Полянский наклонил голову, посмотрел на Евгения поверх очков:
– Де-мон-стра-тив-ной, – произнес по слогам и небрежно уточнил: – По классификации профессора Леонгарда. Такие люди склонны считать, что по отношению к ним проявлена несправедливость, испытывать жалость к себе, хотя бы для того, чтобы судить, насколько эта жалость обоснована, требуется объективная оценка со стороны.
Спрашивать, кто мог дать такую «объективную оценку», Евгений не стал – и без того было ясно.
– И что же было дальше?
– Дальше?.. Дальше, дальше… А! Дальше он поехал во Францию по линии Союза журналистов.
– Интересно. По логике акцентуированной личности, классифицированной Карлом Леонгардом как «демонстративная», Павел должен был использовать подобное предложение как повод для написания очередной статьи: «Журналиста хотят купить зарубежной поездкой», не так ли?
Полянский выразительно посмотрел на часы, пожал плечами.
– Вы психолог? – поинтересовался он, обозначив на лице подобие улыбки.
– Отчасти. Я перебил вас?
– Ничего страшного. Я думаю, от той поездки Павел не отказался потому, что она давала ему возможность опубликовать эту статью во Франции. К тому времени «Фальсификаторов» перепечатало «Русское слово» в Париже. А присутствие на европейском конгрессе независимых журналистов позволяло ему выйти на органы массовой информации других стран.

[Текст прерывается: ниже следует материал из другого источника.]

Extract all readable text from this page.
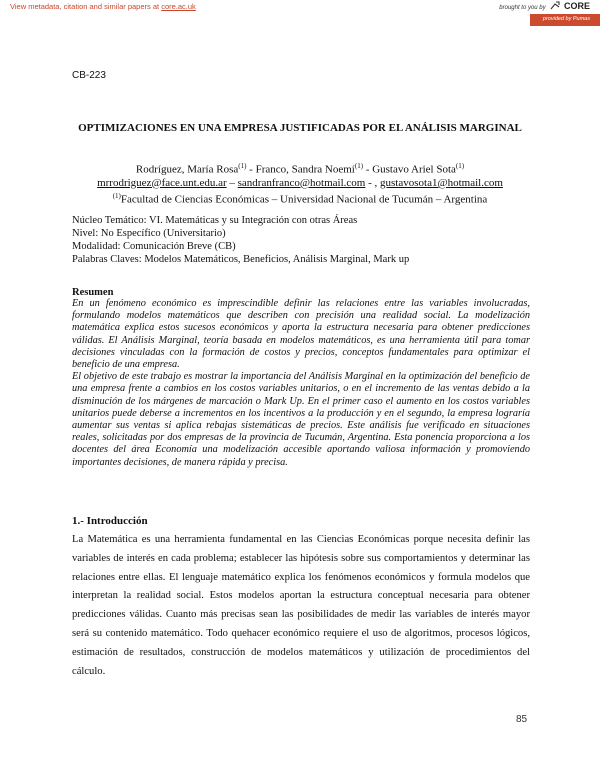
View metadata, citation and similar papers at core.ac.uk	brought to you by CORE
provided by Pumas
CB-223
OPTIMIZACIONES EN UNA EMPRESA JUSTIFICADAS POR EL ANÁLISIS MARGINAL
Rodríguez, María Rosa$^{(1)}$ - Franco, Sandra Noemí$^{(1)}$ - Gustavo Ariel Sota$^{(1)}$
mrrodriguez@face.unt.edu.ar – sandranfranco@hotmail.com - , gustavosota1@hotmail.com
$^{(1)}$Facultad de Ciencias Económicas – Universidad Nacional de Tucumán – Argentina
Núcleo Temático: VI. Matemáticas y su Integración con otras Áreas
Nivel: No Específico (Universitario)
Modalidad: Comunicación Breve (CB)
Palabras Claves: Modelos Matemáticos, Beneficios, Análisis Marginal, Mark up
Resumen

En un fenómeno económico es imprescindible definir las relaciones entre las variables involucradas, formulando modelos matemáticos que describen con precisión una realidad social. La modelización matemática explica estos sucesos económicos y aporta la estructura necesaria para obtener predicciones válidas. El Análisis Marginal, teoría basada en modelos matemáticos, es una herramienta útil para tomar decisiones vinculadas con la formación de costos y precios, conceptos fundamentales para optimizar el beneficio de una empresa.

El objetivo de este trabajo es mostrar la importancia del Análisis Marginal en la optimización del beneficio de una empresa frente a cambios en los costos variables unitarios, o en el incremento de las ventas debido a la disminución de los márgenes de marcación o Mark Up. En el primer caso el aumento en los costos variables unitarios puede deberse a incrementos en los incentivos a la producción y en el segundo, la empresa lograría aumentar sus ventas si aplica rebajas sistemáticas de precios. Este análisis fue verificado en situaciones reales, solicitadas por dos empresas de la provincia de Tucumán, Argentina. Esta ponencia proporciona a los docentes del área Economía una modelización accesible aportando valiosa información y promoviendo importantes decisiones, de manera rápida y precisa.

1.- Introducción
La Matemática es una herramienta fundamental en las Ciencias Económicas porque necesita definir las variables de interés en cada problema; establecer las hipótesis sobre sus comportamientos y determinar las relaciones entre ellas. El lenguaje matemático explica los fenómenos económicos y formula modelos que interpretan la realidad social. Estos modelos aportan la estructura conceptual necesaria para obtener predicciones válidas. Cuanto más precisas sean las posibilidades de medir las variables de interés mayor será su contenido matemático. Todo quehacer económico requiere el uso de algoritmos, procesos lógicos, estimación de resultados, construcción de modelos matemáticos y utilización de procedimientos del cálculo.
85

Не знаю, насколько это предположение соответствует действительности. Я ответил на ваш вопрос, с каких пор в нем стали происходить перемены?
– А в чем они, эти перемены, выражались, Виктор Денисович? – спросил Евгений. – Вы смотрите на часы, я вас задерживаю?

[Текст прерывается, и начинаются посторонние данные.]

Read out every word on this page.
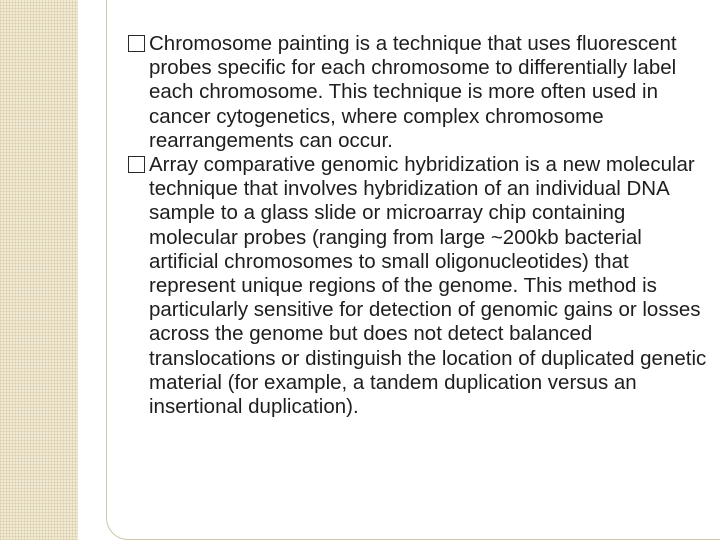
Chromosome painting is a technique that uses fluorescent probes specific for each chromosome to differentially label each chromosome. This technique is more often used in cancer cytogenetics, where complex chromosome rearrangements can occur.

Array comparative genomic hybridization is a new molecular technique that involves hybridization of an individual DNA sample to a glass slide or microarray chip containing molecular probes (ranging from large ~200kb bacterial artificial chromosomes to small oligonucleotides) that represent unique regions of the genome. This method is particularly sensitive for detection of genomic gains or losses across the genome but does not detect balanced translocations or distinguish the location of duplicated genetic material (for example, a tandem duplication versus an insertional duplication).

– Нет, отчего же… Еще кофе?
– С удовольствием. – Евгений поспешно поднялся и пошел к буфетной стойке, упредив вялый порыв Полянского.
Резные столы из темного, благородной породы дерева в основном пустовали: не то переход губернии на капиталистический путь развития вносил коррективы в лимит рабочего времени, не то «нефтяники» почитали посещение буфета за роскошь. Цены здесь вдвое превосходили московские, тем не менее Евгений купил пару бутербродов, бутылку пепси и кофе, предполагая растянуть «ланч» на максимальное время: в велеречивом повествовании Полянского явно чего-то недоставало.
При виде бутербродов тот заметно оживился, отпустил несколько замечаний по поводу мокрого снега и влияния химической промышленности на климатические изменения во Вселенной.
– Нельзя ли от перемены климата к переменам в характере Козлова? – вежливо попросил его Евгений.
– Да, да… Вы спросили, в чем они выражались?
– И каковы были причины, по вашему мнению?
– О причинах я уже говорил: Шпагин подставил ему ножку. Другой бы, может, не обратил на это внимания – подумаешь! Но не Паша. Он был слишком честолюбив и раним.
– Виктор Денисович, а Нелли Грошевская не имела отношения к этим переменам?
Полянский усмехнулся, выдержал паузу, которой ему хватило на то, чтобы доесть бутерброд.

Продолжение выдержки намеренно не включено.